While I haven’t been able to watch every minute of every game (I do actually have to do work), I have managed to keep up with some of the biggest stories unfolding. I was tuned in when both Spain and England were sent packing. Even when I’m not watching, I’m usually at least listening.
I watched the match at Shoeless Joe’s with an American. The tables in front and behind us were supporting Ghana, and the one to our left, America. To antagonize my friend, I chose to support Ghana. Towards the end of the match I started getting vocal. Your true self comes out when things get tense and you don’t have time to filter your emotions. Apparently the soft spot I’d grown for Ghana back in 2010 is still inside me. Or I like watching comebacks.
During the 3.5 hour bus ride back from our away game, I watched a stream of the match with some of my Bosnian teammates. There were about a dozen of us trying to share a single phone, so I had trouble seeing the ball from where I was. I could tell when Bosnia had a set piece, though. Then I’d hear my teammates mutter “jebem ti”, and I’d know it hadn’t gone in.
Today I watched the match with a friend who is half English and half Italian. So far, the teams of all the friends I’ve watched with have played well.
I also watched the other three games today. Tomorrow I might not get to watch any, as I have an away game some 3.5 hours away.
I know a guy who came over from France within the last year. When I meet people from Europe (actually from anywhere outside Canada or the US), my first thought is to wonder: “What club do you support?” “What is your feeling about your national team?” “What is your football story?”

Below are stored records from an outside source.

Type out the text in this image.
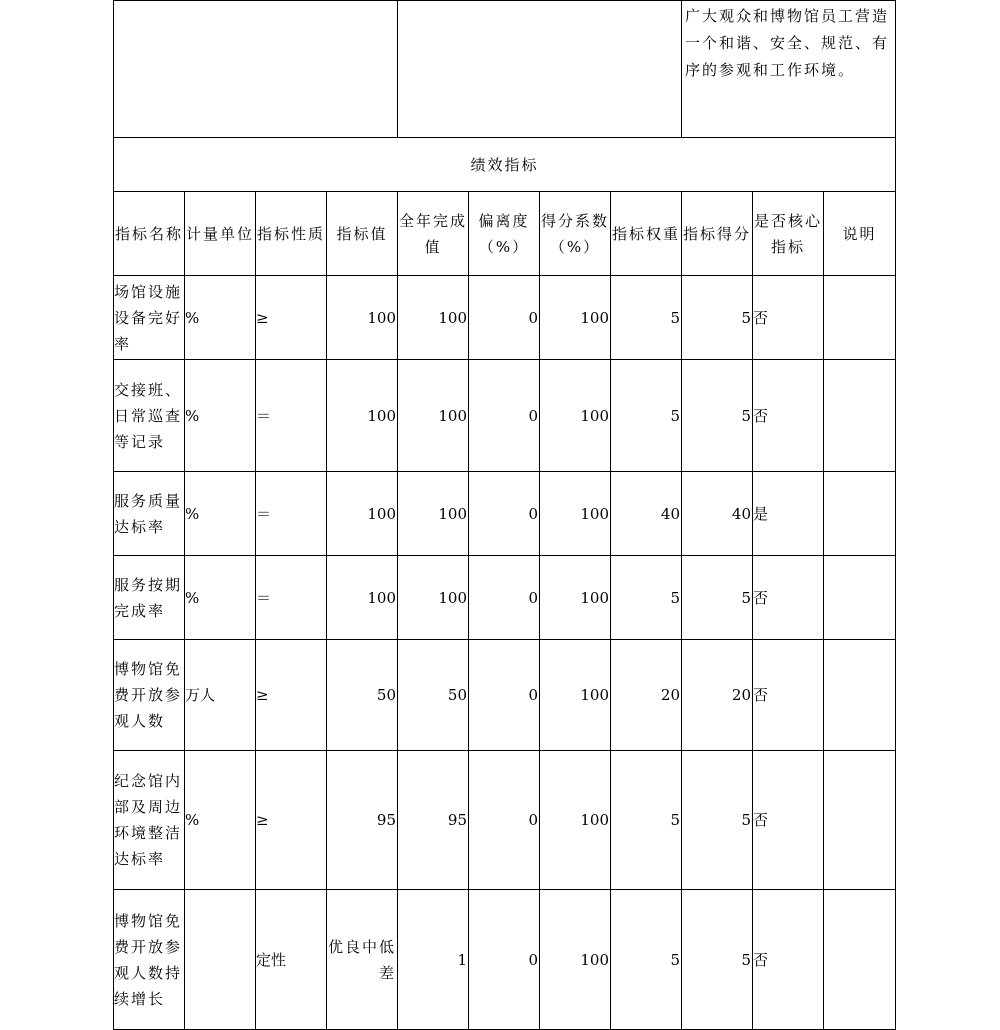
								广大观众和博物馆员工营造一个和谐、安全、规范、有序的参观和工作环境。		
绩效指标										
指标名称	计量单位	指标性质	指标值	全年完成值	偏离度（%）	得分系数（%）	指标权重	指标得分	是否核心指标	说明
场馆设施设备完好率	%	≥	100	100	0	100	5	5	否	
交接班、日常巡查等记录	%	＝	100	100	0	100	5	5	否	
服务质量达标率	%	＝	100	100	0	100	40	40	是	
服务按期完成率	%	＝	100	100	0	100	5	5	否	
博物馆免费开放参观人数	万人	≥	50	50	0	100	20	20	否	
纪念馆内部及周边环境整洁达标率	%	≥	95	95	0	100	5	5	否	
博物馆免费开放参观人数持续增长		定性	优良中低差	1	0	100	5	5	否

I usually keep these thoughts to myself, but if I stay in contact with the person long enough, it usually eventually comes out. In this particular case, as the World Cup approached, several times he made it clear that he had no interest in football, and would not watch even his own France. There was a slight disappointment in me: France 98 was the World Cup that had brought me into the football world and here I was with—who I imagined to be—the one French guy who didn’t know or care about the game.
It came out the day before yesterday, on the first day of the World Cup. His brother was at a PSG game with a friend. Things got dicey amongst supporters and friend was hit by a stray bullet fired by a policeman. Friend and the intended target were the two people who died that day, and apparently regulations were changed as a result.
The game touches all of us, but not always for the best.